Deaths and COVID-19 illnesses continued to increase in Minnesota on Tuesday, as the state completed its fourth day of “stay-at-home” restrictions meant to slow the pandemic in the state.
The deaths of two people, aged 83 and 73, in Hennepin County brought Minnesota’s total to 12. The state also reported 53 more confirmed infections with the coronavirus that causes COVID-19, bringing the total case count to 629. Health officials also reported 173 confirmed cases among health care workers, though only one case involved someone likely infected while treating an infected patient.
Whether the stay-at-home order by Gov. Tim Walz is slowing the spread of COVID-19 is unclear, because anyone showing symptoms today was likely infected well before the order took effect Friday.
The governor said he is hopeful the strategy is working because most Minnesotans are complying, although there have been reports of crowds, “especially around the lakes.” He urged people against complacency.
“This is one of the biggest differences that we can make,” Walz said.
State analysts have predicted that compliance with the restrictions could reduce face-to-face contact and the threat of virus transmission by 80%. Earlier this week, state health Commissioner Jan Malcolm said “we’re going to know more in a week to 10 days” about whether the restrictions are working.
The order will remain in effect until April 10 and will be followed under current plans by three weeks of social distancing measures and the continued closures of dine-in restaurants, entertainment venues and schools.
After that, restrictions might only remain for people at high risk of complications from COVID-19, including residents of long-term care facilities that are experiencing a rising number of outbreaks.
State health officials Tuesday reported 39 outbreaks in congregate living facilities such as nursing homes, and that infections have been confirmed in 33 residents and 19 workers.
While 80% of COVID-19 infections cause only mild symptoms, the elderly are at higher risk for more severe complications.
The median age of people with confirmed COVID-19 illnesses is 46 in Minnesota, but the median age of hospitalized cases is 63. Among those who have died, the median age was 86.
A new report from the U.S. Centers for Disease Control and Prevention examined more than 7,000 U.S. cases of COVID-19 and reaffirmed the risks to the sick and elderly. People with at least one underlying condition, such as diabetes, represented 37% of overall COVID-19 patients, but 78% of those needing intensive hospital care. Just being older than 65 was a risk factor for needing intensive care.
While health care workers represent a quarter of the confirmed COVID-19 cases, that is largely due to the fact that Minnesota’s public health lab is conserving diagnostic testing for them along with hospitalized patients and long-term care facility residents.
Nurses and leaders of the Minnesota Nurses Association have repeatedly expressed concerns about the on-the-job risks, though, because hospitals are already short of the most protective N95 masks and have instituted protocols to reuse masks and gloves in certain situations.
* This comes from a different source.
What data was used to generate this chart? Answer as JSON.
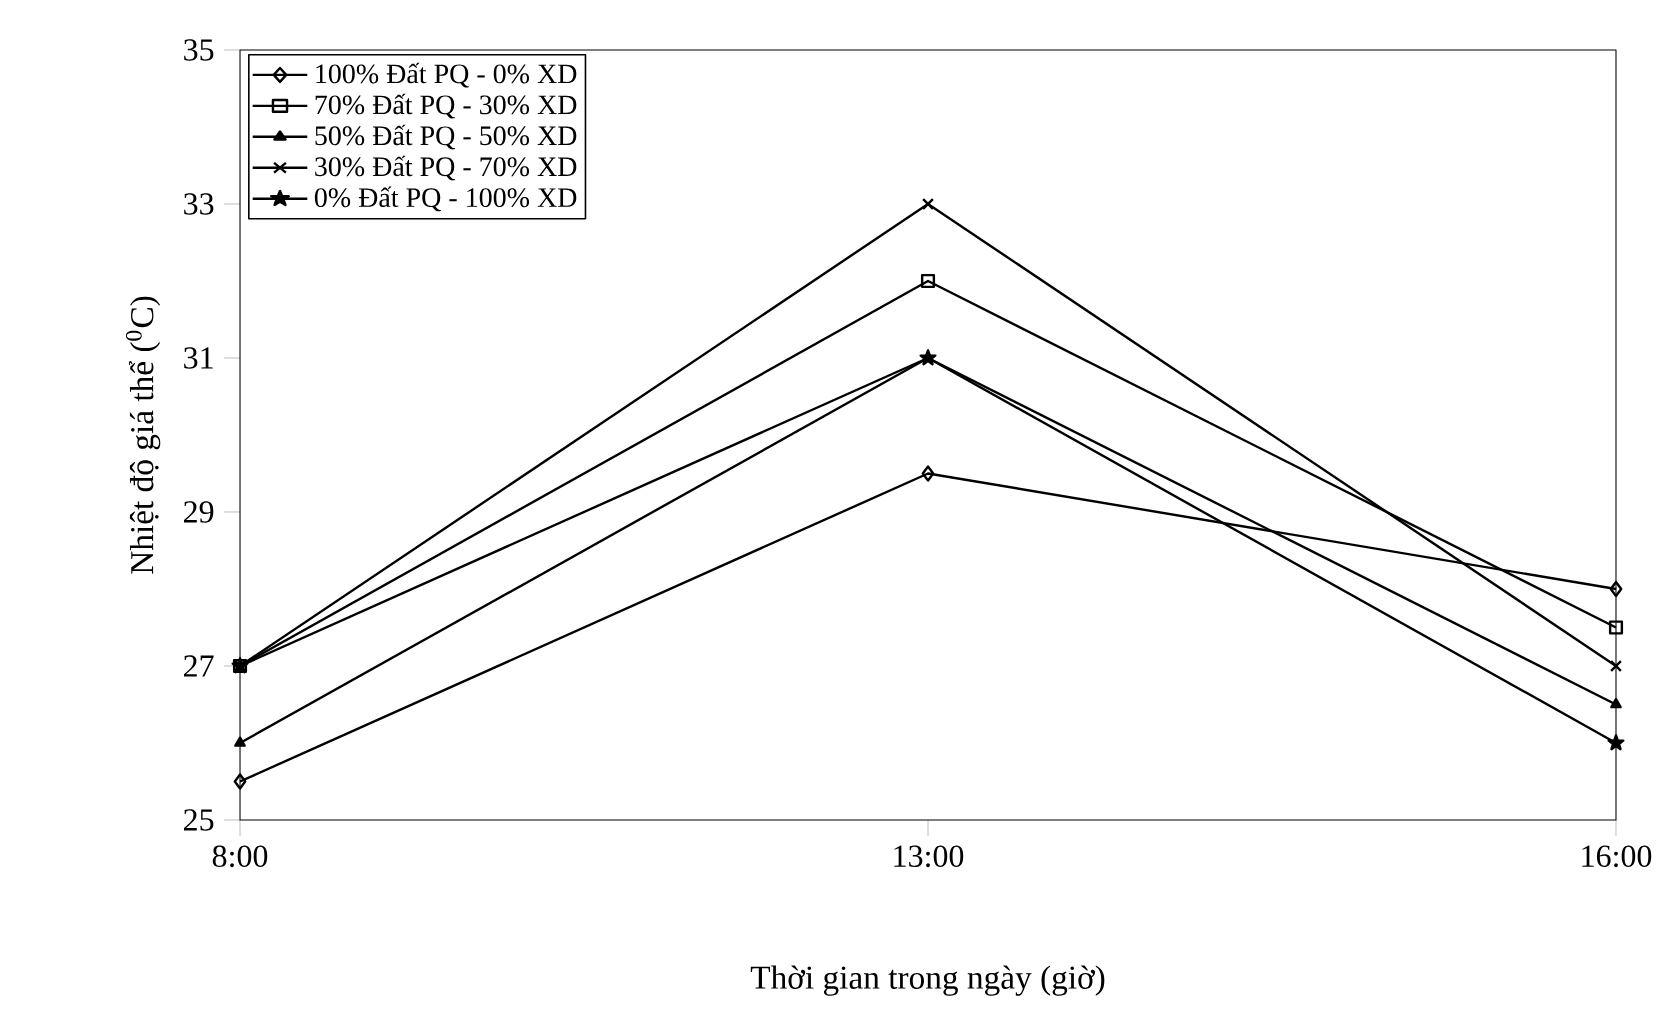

Unionized nurses issued a no-confidence vote last week against M Health Fairview, stemming from negotiations over the transfer of nurses to Bethesda Hospital in St. Paul, which has been converted into a dedicated 90-bed COVID-19 hospital.
The union wanted hazard pay and safety protection guarantees for those nurses.
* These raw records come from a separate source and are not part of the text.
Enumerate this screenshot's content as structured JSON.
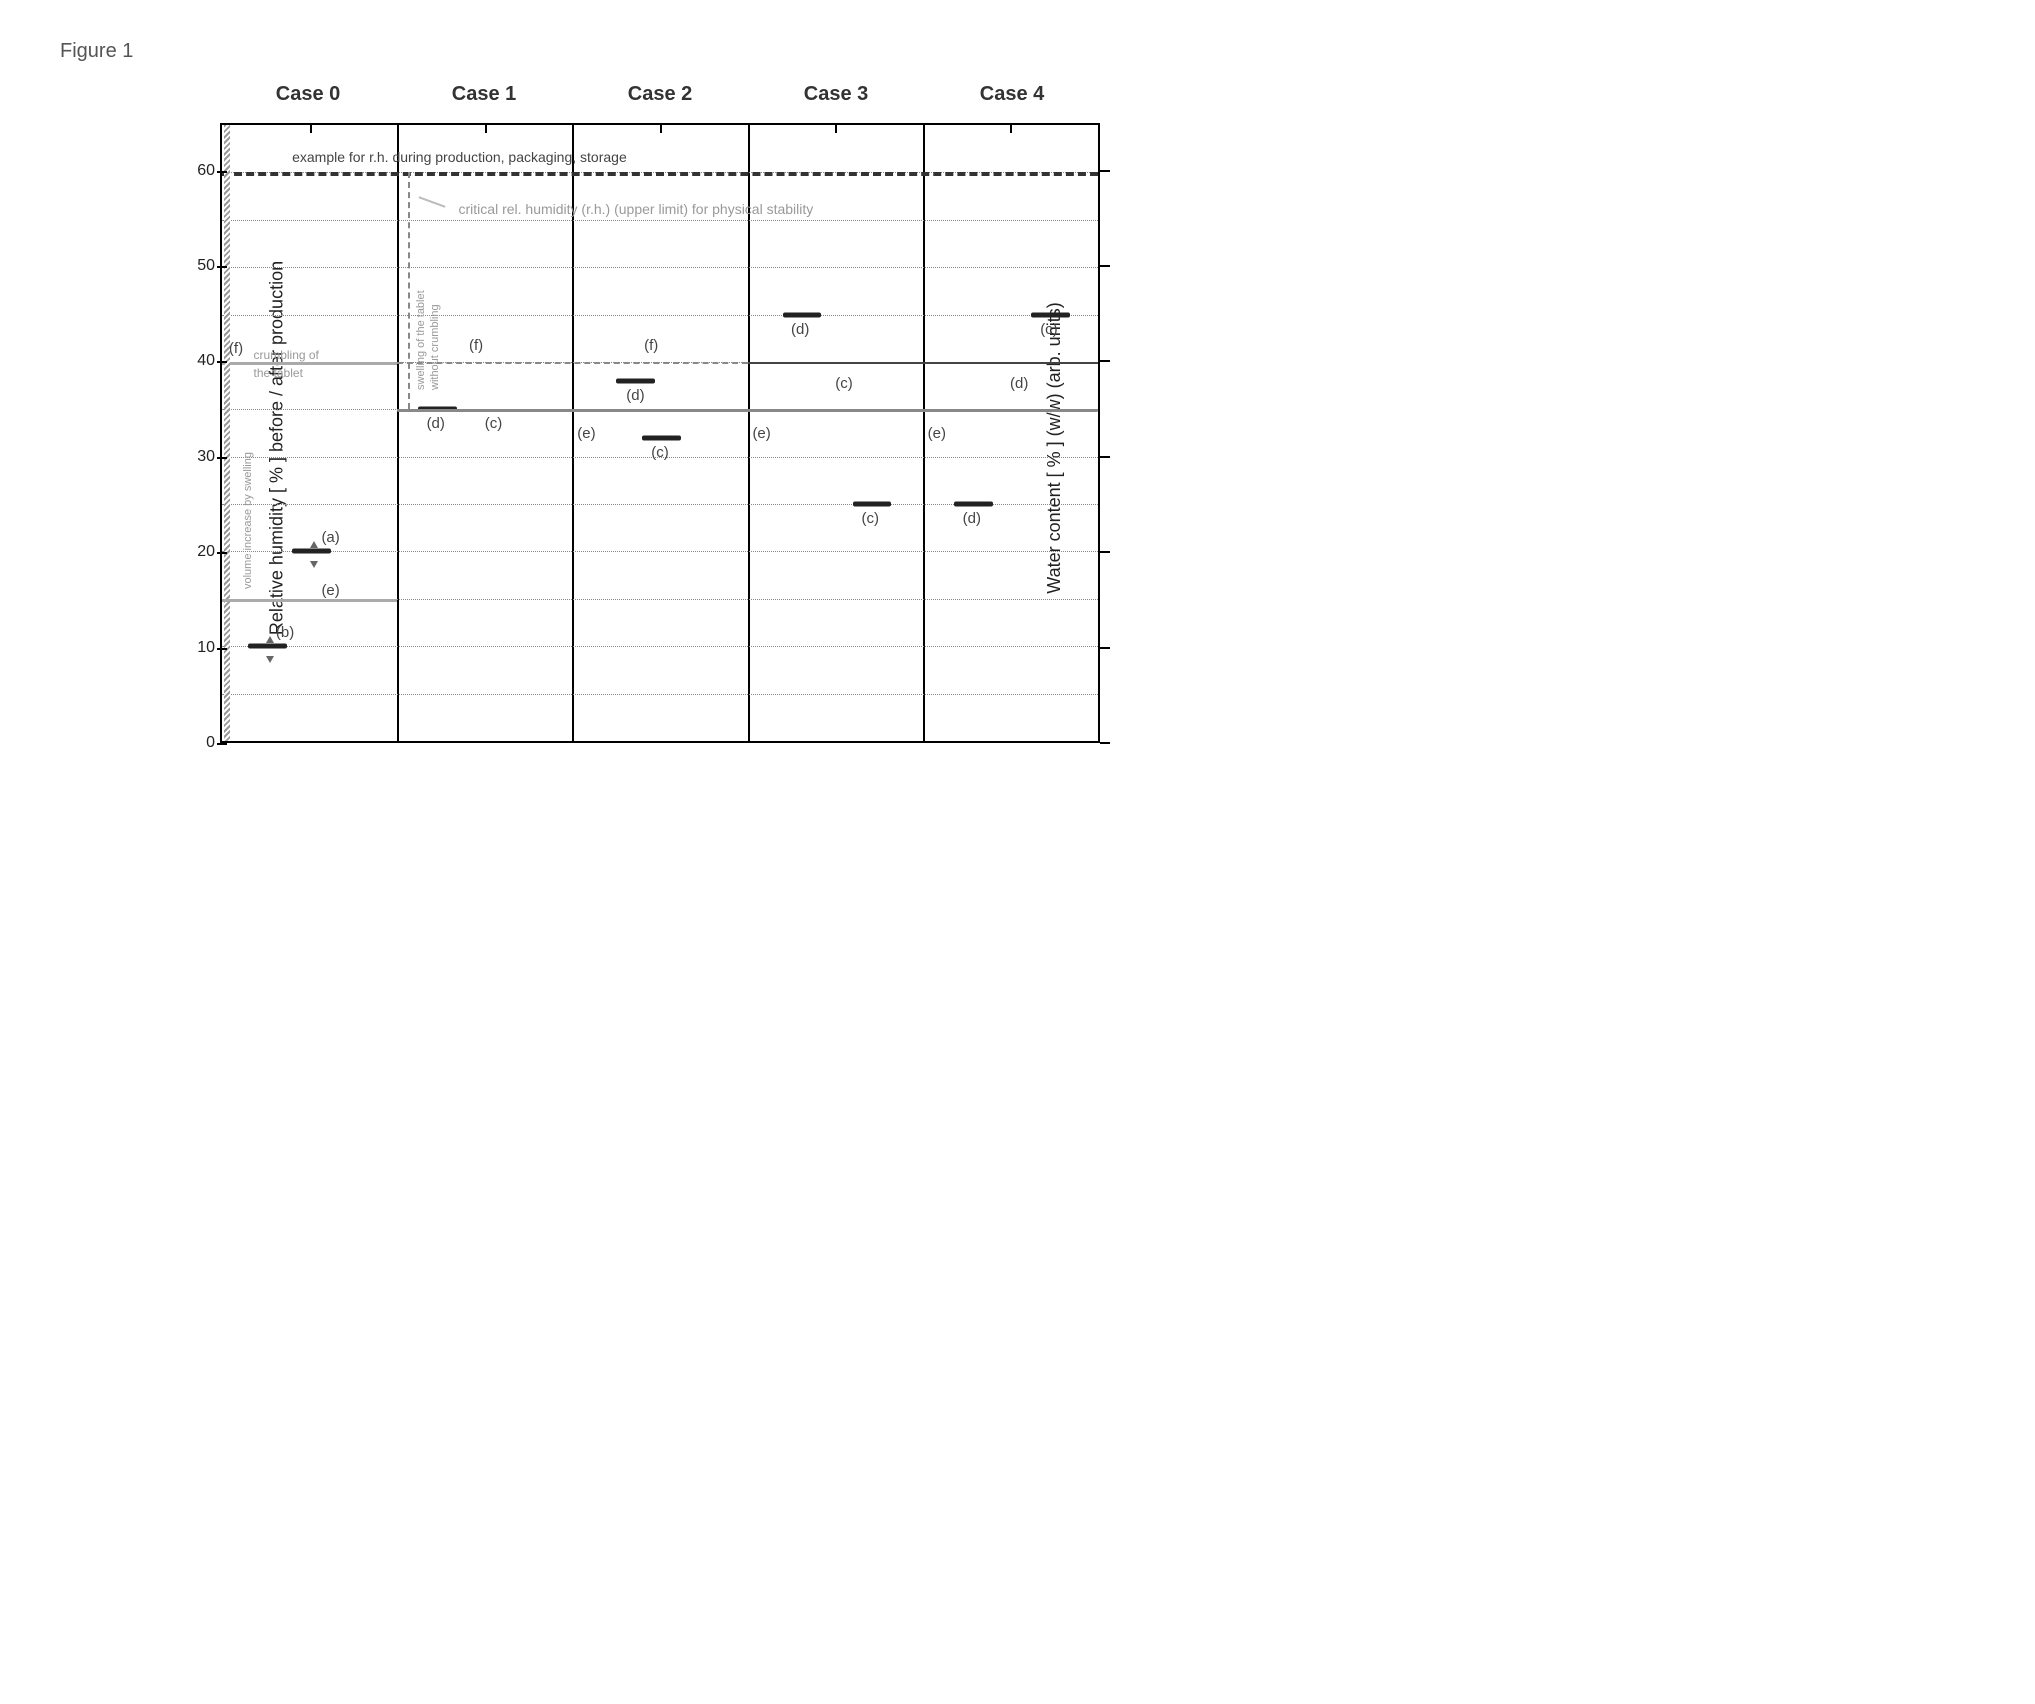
{
  "figure_label": "Figure 1",
  "case_headers": [
    "Case 0",
    "Case 1",
    "Case 2",
    "Case 3",
    "Case 4"
  ],
  "axes": {
    "y_left_label": "Relative humidity [ % ] before / after production",
    "y_right_label": "Water content [ % ] (w/w) (arb. units)",
    "ylim": [
      0,
      65
    ],
    "yticks": [
      0,
      10,
      20,
      30,
      40,
      50,
      60
    ],
    "minor_grid": [
      5,
      15,
      25,
      35,
      45,
      55
    ],
    "background_color": "#ffffff",
    "border_color": "#000000",
    "grid_color": "#888888"
  },
  "panels": 5,
  "ref_lines": {
    "top_dashed": {
      "y": 60,
      "label": "example for r.h. during production, packaging, storage"
    },
    "critical_rh": {
      "y": 58,
      "label": "critical rel. humidity (r.h.) (upper limit) for physical stability",
      "color": "#999999"
    }
  },
  "case0": {
    "crumbling_threshold": {
      "y": 40,
      "label_left": "(f)",
      "text": "crumbling of\nthe tablet"
    },
    "vol_increase_text": "volume increase by swelling",
    "a": {
      "y": 20,
      "label": "(a)"
    },
    "b": {
      "y": 10,
      "label": "(b)"
    },
    "e_low": {
      "y": 17,
      "label": "(e)"
    },
    "e_line": {
      "y": 15
    }
  },
  "case1": {
    "swelling_text1": "swelling of the tablet",
    "swelling_text2": "without crumbling",
    "f_line": {
      "y": 40,
      "label": "(f)"
    },
    "d": {
      "y": 35,
      "label": "(d)"
    },
    "c": {
      "y": 35,
      "label": "(c)"
    }
  },
  "case2": {
    "f": {
      "y": 42,
      "label": "(f)"
    },
    "d": {
      "y": 38,
      "label": "(d)"
    },
    "c": {
      "y": 32,
      "label": "(c)"
    },
    "e": {
      "y": 34,
      "label": "(e)"
    }
  },
  "case3": {
    "d": {
      "y": 45,
      "label": "(d)"
    },
    "c_up": {
      "y": 39,
      "label": "(c)"
    },
    "e": {
      "y": 34,
      "label": "(e)"
    },
    "c_low": {
      "y": 25,
      "label": "(c)"
    }
  },
  "case4": {
    "c_up": {
      "y": 45,
      "label": "(c)"
    },
    "d_up": {
      "y": 39,
      "label": "(d)"
    },
    "e": {
      "y": 34,
      "label": "(e)"
    },
    "d_low": {
      "y": 25,
      "label": "(d)"
    }
  },
  "shared": {
    "line35": {
      "y": 35,
      "from_panel": 1,
      "to_panel": 5
    },
    "line40": {
      "y": 40,
      "from_panel": 3,
      "to_panel": 5
    }
  },
  "colors": {
    "header": "#333333",
    "segment_dark": "#222222",
    "segment_gray": "#888888",
    "gray_text": "#999999",
    "dash": "#333333"
  },
  "fontsizes": {
    "figure_label": 20,
    "case_header": 20,
    "axis_label": 18,
    "tick": 16,
    "annot": 15
  }
}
“We’re willing to [care for these patients],” said Emily Allen, a nurse who moved to Bethesda because she wanted to help. “We just need to be safe about it.”
Shortages are concerns for Allina Health as well, which is adding roughly 700 computer tablets in its hospital emergency rooms, and later to its intensive care and other units, so that doctors and nurses can videoconference with confirmed or suspected COVID-19 patients when their physical presence isn’t needed.
This reduces the threat of viral transmission and conserves masks and other protective gear, said Tom Bethke, Allina’s vice president of IS infrastructure.
Maintaining enough “protective equipment is a challenge everywhere,” he said, “and if we all use less, we all save more.”
Walz on March 20 had expressed hope of preventing the growth of COVID-19 cases in Minnesota from looking like a hockey stick — a gradual uptick followed by a steep and continued increase. Confirmed cases were at 115 on that date, and have increased fivefold since.
While its possible the current stay-at-home strategy could curb that trend, Walz said its main goal is to delay any surge of cases for several weeks — perhaps into May or June.
That would buy time for hospitals to address shortages of masks, and of ventilators to treat breathing problems in severe COVID-19 cases.
On Monday, the state Health Department reported a statewide total of 2,225 ventilators. Of those, 1,230 adult ventilators were in use. A lack of ventilators has been a key problem in countries such as Italy that have seen overwhelming surges in virus cases.
Data modeling by state health and University of Minnesota researchers on potential death and illness rates has assumed a 1.5 to 16.5 times greater risk of death (varying with age) when COVID-19 patients need ventilators and they aren’t available.
As of Tuesday morning, 56 of Minnesota’s COVID-19 patients were in hospital care — and 26 required intensive care. In 288 cases, Minnesotans have recovered and are no longer required to isolate themselves to prevent the spread of infection.